The creation of new employment bolsters measures to streamline the state sector, as non-state sector employment has risen to 27% of Cubans (including cooperatives), up from 16% in 2010. This is part of a wider push for sustained economic growth, based on greater efficiency and productivity. The need to update and improve the Cuban economy was addressed in the Economic and Social Policy Guidelines of the Party and the Revolution published in November 2010. The Guidelines were approved in April 2011 at the 6th Congress of the Communist Party of Cuba, following debate among the Cuban population who made more than three million suggestions, resulting in changes to more than half the original draft (see FRFI 221). However, the Zone also emerges from long-standing plans to improve Mariel Port and follows visits by Cuban officials to similar zones in China, Vietnam and the Caribbean. Mariel is the largest and the first in a series of planned Special Economic Development Zones in Cuba.
Mariel could prove to be the greatest challenge yet to the illegal US blockade, which prohibits ships that dock in Cuba from entering US territorial waters for six months. The measure is a punishment and deterrent for third countries to prevent trade with Cuba. Several countries are moving to improve trade relations with Cuba, especially attracted by the new megaport and by Cuban deepwater gas and oil reserves. Mexico recently cancelled 70% of Cuba’s almost $478m debt. Russia cancelled Cuba’s disputed $29bn of Soviet-era ‘debt’. The Russian company Zarubezhneft plans to resume near-shore oil-drilling in Cuban seas this year. The Cuban government has improved repayments of its foreign debt as it seeks to attract more foreign capital for the infrastructural investments needed for national development.
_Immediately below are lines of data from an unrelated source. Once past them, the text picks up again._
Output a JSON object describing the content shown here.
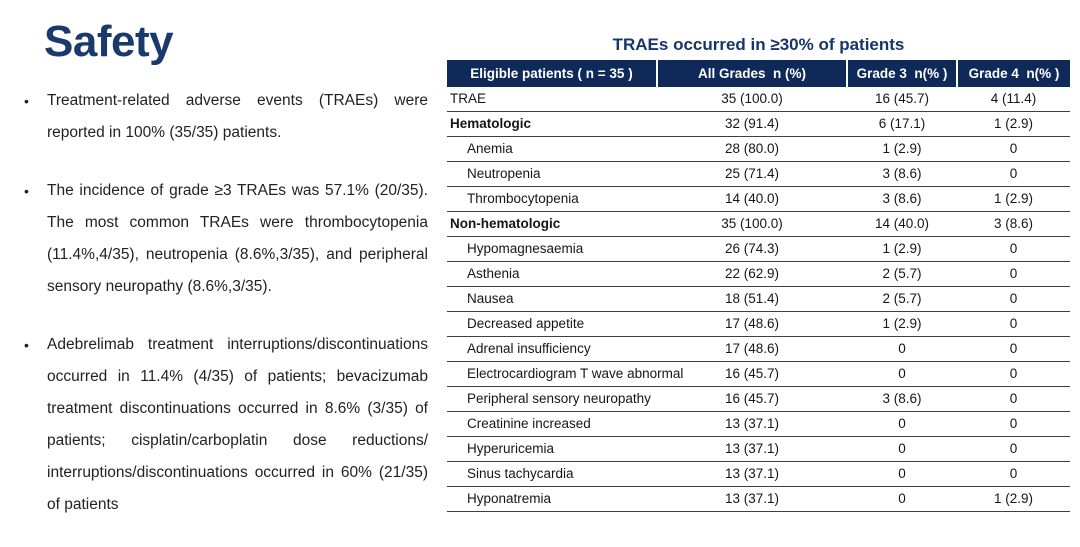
{
  "left": {
    "title": "Safety",
    "bullet_char": "•",
    "bullets": [
      "Treatment-related adverse events (TRAEs) were reported in 100% (35/35) patients.",
      "The incidence of grade ≥3 TRAEs was 57.1% (20/35). The most common TRAEs were thrombocytopenia (11.4%,4/35), neutropenia (8.6%,3/35), and peripheral sensory neuropathy (8.6%,3/35).",
      "Adebrelimab treatment interruptions/discontinuations occurred in 11.4% (4/35) of patients; bevacizumab treatment discontinuations occurred in 8.6% (3/35) of patients; cisplatin/carboplatin dose reductions/ interruptions/discontinuations occurred in 60% (21/35) of patients"
    ]
  },
  "table": {
    "title": "TRAEs occurred in ≥30% of patients",
    "columns": [
      "Eligible patients ( n = 35 )",
      "All Grades  n (%)",
      "Grade 3  n(% )",
      "Grade 4  n(% )"
    ],
    "rows": [
      {
        "label": "TRAE",
        "kind": "summary",
        "all": "35 (100.0)",
        "g3": "16 (45.7)",
        "g4": "4 (11.4)"
      },
      {
        "label": "Hematologic",
        "kind": "category",
        "all": "32 (91.4)",
        "g3": "6 (17.1)",
        "g4": "1 (2.9)"
      },
      {
        "label": "Anemia",
        "kind": "item",
        "all": "28 (80.0)",
        "g3": "1 (2.9)",
        "g4": "0"
      },
      {
        "label": "Neutropenia",
        "kind": "item",
        "all": "25 (71.4)",
        "g3": "3 (8.6)",
        "g4": "0"
      },
      {
        "label": "Thrombocytopenia",
        "kind": "item",
        "all": "14 (40.0)",
        "g3": "3 (8.6)",
        "g4": "1 (2.9)"
      },
      {
        "label": "Non-hematologic",
        "kind": "category",
        "all": "35 (100.0)",
        "g3": "14 (40.0)",
        "g4": "3 (8.6)"
      },
      {
        "label": "Hypomagnesaemia",
        "kind": "item",
        "all": "26 (74.3)",
        "g3": "1 (2.9)",
        "g4": "0"
      },
      {
        "label": "Asthenia",
        "kind": "item",
        "all": "22 (62.9)",
        "g3": "2 (5.7)",
        "g4": "0"
      },
      {
        "label": "Nausea",
        "kind": "item",
        "all": "18 (51.4)",
        "g3": "2 (5.7)",
        "g4": "0"
      },
      {
        "label": "Decreased appetite",
        "kind": "item",
        "all": "17 (48.6)",
        "g3": "1 (2.9)",
        "g4": "0"
      },
      {
        "label": "Adrenal insufficiency",
        "kind": "item",
        "all": "17 (48.6)",
        "g3": "0",
        "g4": "0"
      },
      {
        "label": "Electrocardiogram T wave abnormal",
        "kind": "item",
        "all": "16 (45.7)",
        "g3": "0",
        "g4": "0"
      },
      {
        "label": "Peripheral sensory neuropathy",
        "kind": "item",
        "all": "16 (45.7)",
        "g3": "3 (8.6)",
        "g4": "0"
      },
      {
        "label": "Creatinine increased",
        "kind": "item",
        "all": "13 (37.1)",
        "g3": "0",
        "g4": "0"
      },
      {
        "label": "Hyperuricemia",
        "kind": "item",
        "all": "13 (37.1)",
        "g3": "0",
        "g4": "0"
      },
      {
        "label": "Sinus tachycardia",
        "kind": "item",
        "all": "13 (37.1)",
        "g3": "0",
        "g4": "0"
      },
      {
        "label": "Hyponatremia",
        "kind": "item",
        "all": "13 (37.1)",
        "g3": "0",
        "g4": "1 (2.9)"
      }
    ],
    "colors": {
      "header_bg": "#0f2958",
      "header_text": "#ffffff",
      "accent_navy": "#1b3a6c",
      "row_border": "#3f3f3f"
    }
  }
}
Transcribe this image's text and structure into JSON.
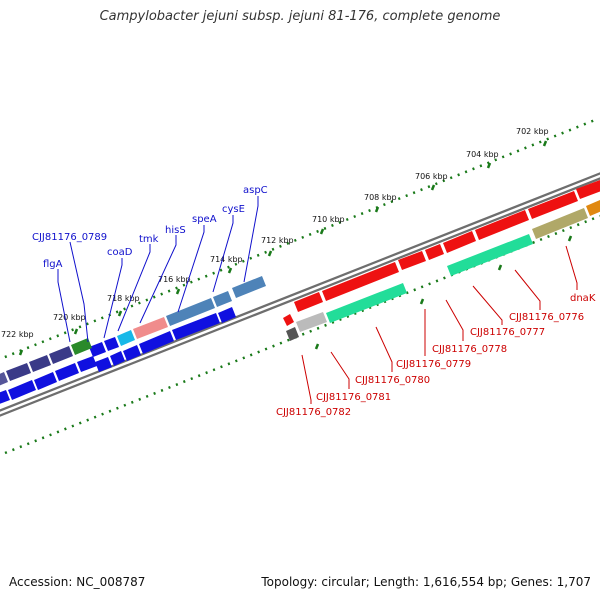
{
  "title": "Campylobacter jejuni subsp. jejuni 81-176, complete genome",
  "accession": "Accession: NC_008787",
  "topology": "Topology: circular; Length: 1,616,554 bp; Genes: 1,707",
  "kbp_labels": [
    "702 kbp",
    "704 kbp",
    "706 kbp",
    "708 kbp",
    "710 kbp",
    "712 kbp",
    "714 kbp",
    "716 kbp",
    "718 kbp",
    "720 kbp",
    "722 kbp"
  ],
  "forward_genes": [
    "aspC",
    "cysE",
    "speA",
    "hisS",
    "tmk",
    "coaD",
    "CJJ81176_0789",
    "flgA"
  ],
  "reverse_genes": [
    "dnaK",
    "CJJ81176_0776",
    "CJJ81176_0777",
    "CJJ81176_0778",
    "CJJ81176_0779",
    "CJJ81176_0780",
    "CJJ81176_0781",
    "CJJ81176_0782"
  ],
  "colors": {
    "forward_label": "#1010cc",
    "reverse_label": "#cc0000",
    "backbone": "#777777",
    "dots": "#1a7a1a"
  }
}
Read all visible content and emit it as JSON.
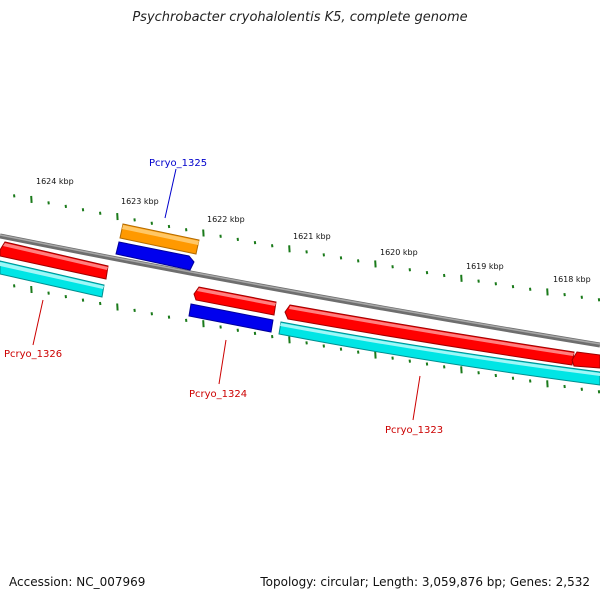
{
  "title": "Psychrobacter cryohalolentis K5, complete genome",
  "footer": {
    "accession": "Accession: NC_007969",
    "summary": "Topology: circular; Length: 3,059,876 bp; Genes: 2,532"
  },
  "colors": {
    "backbone": "#8a8a8a",
    "tick": "#1a7a1a",
    "cds_forward": "#ff0000",
    "cds_reverse_shadow": "#00e5e5",
    "gene_blue": "#0000ee",
    "gene_orange": "#ff9900",
    "label_red": "#cc0000",
    "label_blue": "#0000cc"
  },
  "scale_labels": [
    "1624 kbp",
    "1623 kbp",
    "1622 kbp",
    "1621 kbp",
    "1620 kbp",
    "1619 kbp",
    "1618 kbp"
  ],
  "genes": [
    {
      "label": "Pcryo_1325",
      "color": "blue"
    },
    {
      "label": "Pcryo_1326",
      "color": "red"
    },
    {
      "label": "Pcryo_1324",
      "color": "red"
    },
    {
      "label": "Pcryo_1323",
      "color": "red"
    }
  ]
}
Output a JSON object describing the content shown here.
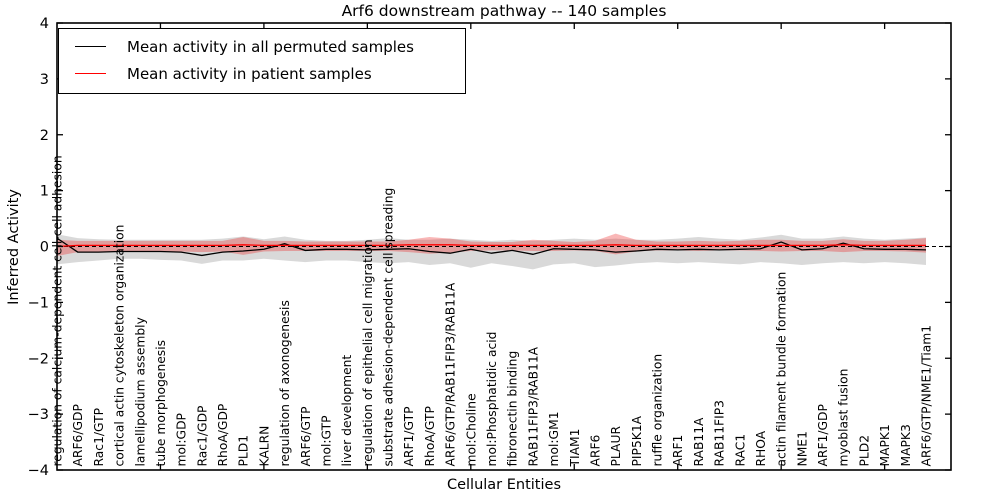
{
  "title": "Arf6 downstream pathway -- 140 samples",
  "axes": {
    "ylabel": "Inferred Activity",
    "xlabel": "Cellular Entities",
    "ylim": [
      -4,
      4
    ],
    "yticks": [
      4,
      3,
      2,
      1,
      0,
      -1,
      -2,
      -3,
      -4
    ]
  },
  "legend": {
    "items": [
      {
        "label": "Mean activity in all permuted samples",
        "color": "#000000"
      },
      {
        "label": "Mean activity in patient samples",
        "color": "#ff0000"
      }
    ]
  },
  "chart_data": {
    "type": "line",
    "title": "Arf6 downstream pathway -- 140 samples",
    "xlabel": "Cellular Entities",
    "ylabel": "Inferred Activity",
    "ylim": [
      -4,
      4
    ],
    "yticks": [
      4,
      3,
      2,
      1,
      0,
      -1,
      -2,
      -3,
      -4
    ],
    "grid": false,
    "zero_line_dashed": true,
    "legend_position": "upper left",
    "categories": [
      "regulation of calcium-dependent cell-cell adhesion",
      "ARF6/GDP",
      "Rac1/GTP",
      "cortical actin cytoskeleton organization",
      "lamellipodium assembly",
      "tube morphogenesis",
      "mol:GDP",
      "Rac1/GDP",
      "RhoA/GDP",
      "PLD1",
      "KALRN",
      "regulation of axonogenesis",
      "ARF6/GTP",
      "mol:GTP",
      "liver development",
      "regulation of epithelial cell migration",
      "substrate adhesion-dependent cell spreading",
      "ARF1/GTP",
      "RhoA/GTP",
      "ARF6/GTP/RAB11FIP3/RAB11A",
      "mol:Choline",
      "mol:Phosphatidic acid",
      "fibronectin binding",
      "RAB11FIP3/RAB11A",
      "mol:GM1",
      "TIAM1",
      "ARF6",
      "PLAUR",
      "PIP5K1A",
      "ruffle organization",
      "ARF1",
      "RAB11A",
      "RAB11FIP3",
      "RAC1",
      "RHOA",
      "actin filament bundle formation",
      "NME1",
      "ARF1/GDP",
      "myoblast fusion",
      "PLD2",
      "MAPK1",
      "MAPK3",
      "ARF6/GTP/NME1/Tiam1"
    ],
    "series": [
      {
        "name": "Mean activity in all permuted samples",
        "color": "#000000",
        "band_color": "rgba(128,128,128,0.30)",
        "values": [
          0.15,
          -0.1,
          -0.1,
          -0.09,
          -0.09,
          -0.09,
          -0.1,
          -0.16,
          -0.1,
          -0.08,
          -0.05,
          0.05,
          -0.07,
          -0.05,
          -0.05,
          -0.06,
          -0.05,
          -0.04,
          -0.09,
          -0.12,
          -0.05,
          -0.12,
          -0.07,
          -0.14,
          -0.04,
          -0.05,
          -0.06,
          -0.1,
          -0.08,
          -0.05,
          -0.06,
          -0.05,
          -0.06,
          -0.05,
          -0.04,
          0.08,
          -0.06,
          -0.04,
          0.06,
          -0.04,
          -0.05,
          -0.05,
          -0.06
        ],
        "band_upper": [
          0.22,
          0.15,
          0.13,
          0.12,
          0.12,
          0.12,
          0.12,
          0.12,
          0.14,
          0.18,
          0.13,
          0.18,
          0.12,
          0.1,
          0.1,
          0.12,
          0.15,
          0.12,
          0.12,
          0.14,
          0.12,
          0.1,
          0.12,
          0.1,
          0.12,
          0.14,
          0.12,
          0.14,
          0.12,
          0.12,
          0.14,
          0.17,
          0.14,
          0.12,
          0.16,
          0.21,
          0.14,
          0.14,
          0.18,
          0.14,
          0.12,
          0.14,
          0.16
        ],
        "band_lower": [
          -0.32,
          -0.28,
          -0.25,
          -0.22,
          -0.22,
          -0.24,
          -0.25,
          -0.31,
          -0.25,
          -0.25,
          -0.22,
          -0.25,
          -0.28,
          -0.25,
          -0.25,
          -0.28,
          -0.3,
          -0.28,
          -0.33,
          -0.3,
          -0.38,
          -0.3,
          -0.35,
          -0.41,
          -0.32,
          -0.3,
          -0.37,
          -0.34,
          -0.3,
          -0.28,
          -0.3,
          -0.28,
          -0.3,
          -0.32,
          -0.28,
          -0.3,
          -0.33,
          -0.3,
          -0.28,
          -0.3,
          -0.28,
          -0.3,
          -0.33
        ]
      },
      {
        "name": "Mean activity in patient samples",
        "color": "#ff0000",
        "band_color": "rgba(235,30,30,0.32)",
        "values": [
          0.0,
          0.02,
          0.02,
          0.02,
          0.02,
          0.02,
          0.02,
          0.02,
          0.02,
          0.03,
          0.02,
          0.02,
          0.02,
          0.02,
          0.02,
          0.02,
          0.02,
          0.03,
          0.03,
          0.03,
          0.02,
          0.02,
          0.02,
          0.02,
          0.02,
          0.02,
          0.02,
          0.03,
          0.02,
          0.02,
          0.02,
          0.02,
          0.02,
          0.02,
          0.02,
          0.02,
          0.02,
          0.02,
          0.03,
          0.02,
          0.02,
          0.02,
          0.02
        ],
        "band_upper": [
          0.12,
          0.1,
          0.1,
          0.1,
          0.1,
          0.1,
          0.1,
          0.1,
          0.1,
          0.17,
          0.1,
          0.1,
          0.09,
          0.09,
          0.09,
          0.09,
          0.09,
          0.12,
          0.17,
          0.14,
          0.09,
          0.08,
          0.08,
          0.12,
          0.1,
          0.08,
          0.1,
          0.23,
          0.12,
          0.09,
          0.09,
          0.1,
          0.09,
          0.1,
          0.12,
          0.12,
          0.1,
          0.1,
          0.13,
          0.1,
          0.1,
          0.12,
          0.15
        ],
        "band_lower": [
          -0.17,
          -0.1,
          -0.09,
          -0.09,
          -0.09,
          -0.09,
          -0.09,
          -0.1,
          -0.09,
          -0.15,
          -0.09,
          -0.08,
          -0.08,
          -0.08,
          -0.08,
          -0.08,
          -0.08,
          -0.1,
          -0.13,
          -0.11,
          -0.08,
          -0.07,
          -0.07,
          -0.08,
          -0.08,
          -0.07,
          -0.08,
          -0.14,
          -0.09,
          -0.07,
          -0.07,
          -0.08,
          -0.07,
          -0.07,
          -0.08,
          -0.09,
          -0.08,
          -0.08,
          -0.1,
          -0.08,
          -0.08,
          -0.09,
          -0.11
        ]
      }
    ]
  }
}
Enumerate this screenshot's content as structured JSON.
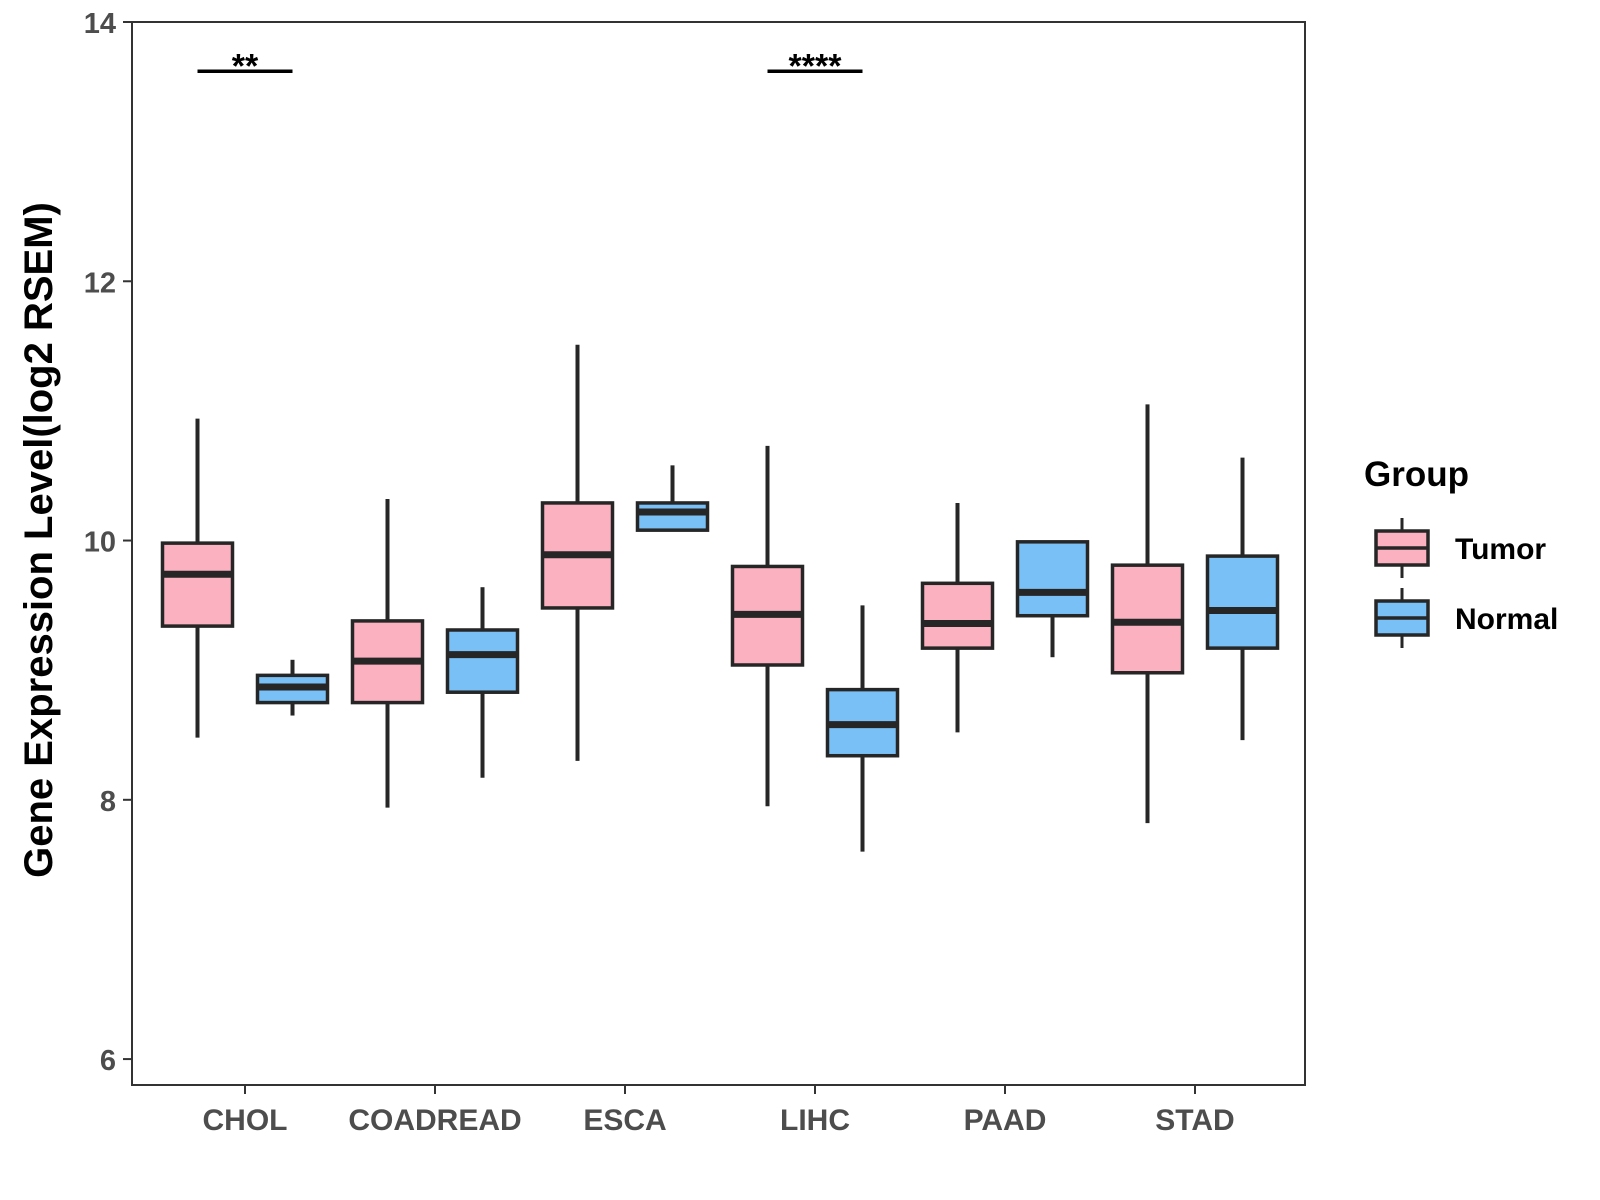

In late March 2014, the National Assembly will discuss a proposed new Foreign Investment Law to replace the most recent laws, dating back to 1995 during the Special Period. Minister of Foreign Trade and Investment, Rodrigo Malmierca Díaz, commented: ‘it offers greater guarantees and incentives for foreign investment and ensures the attraction of capital which will contribute effectively to the objectives of sustainable development and recovery of the national economy, which today has a strategic connotation for the country’.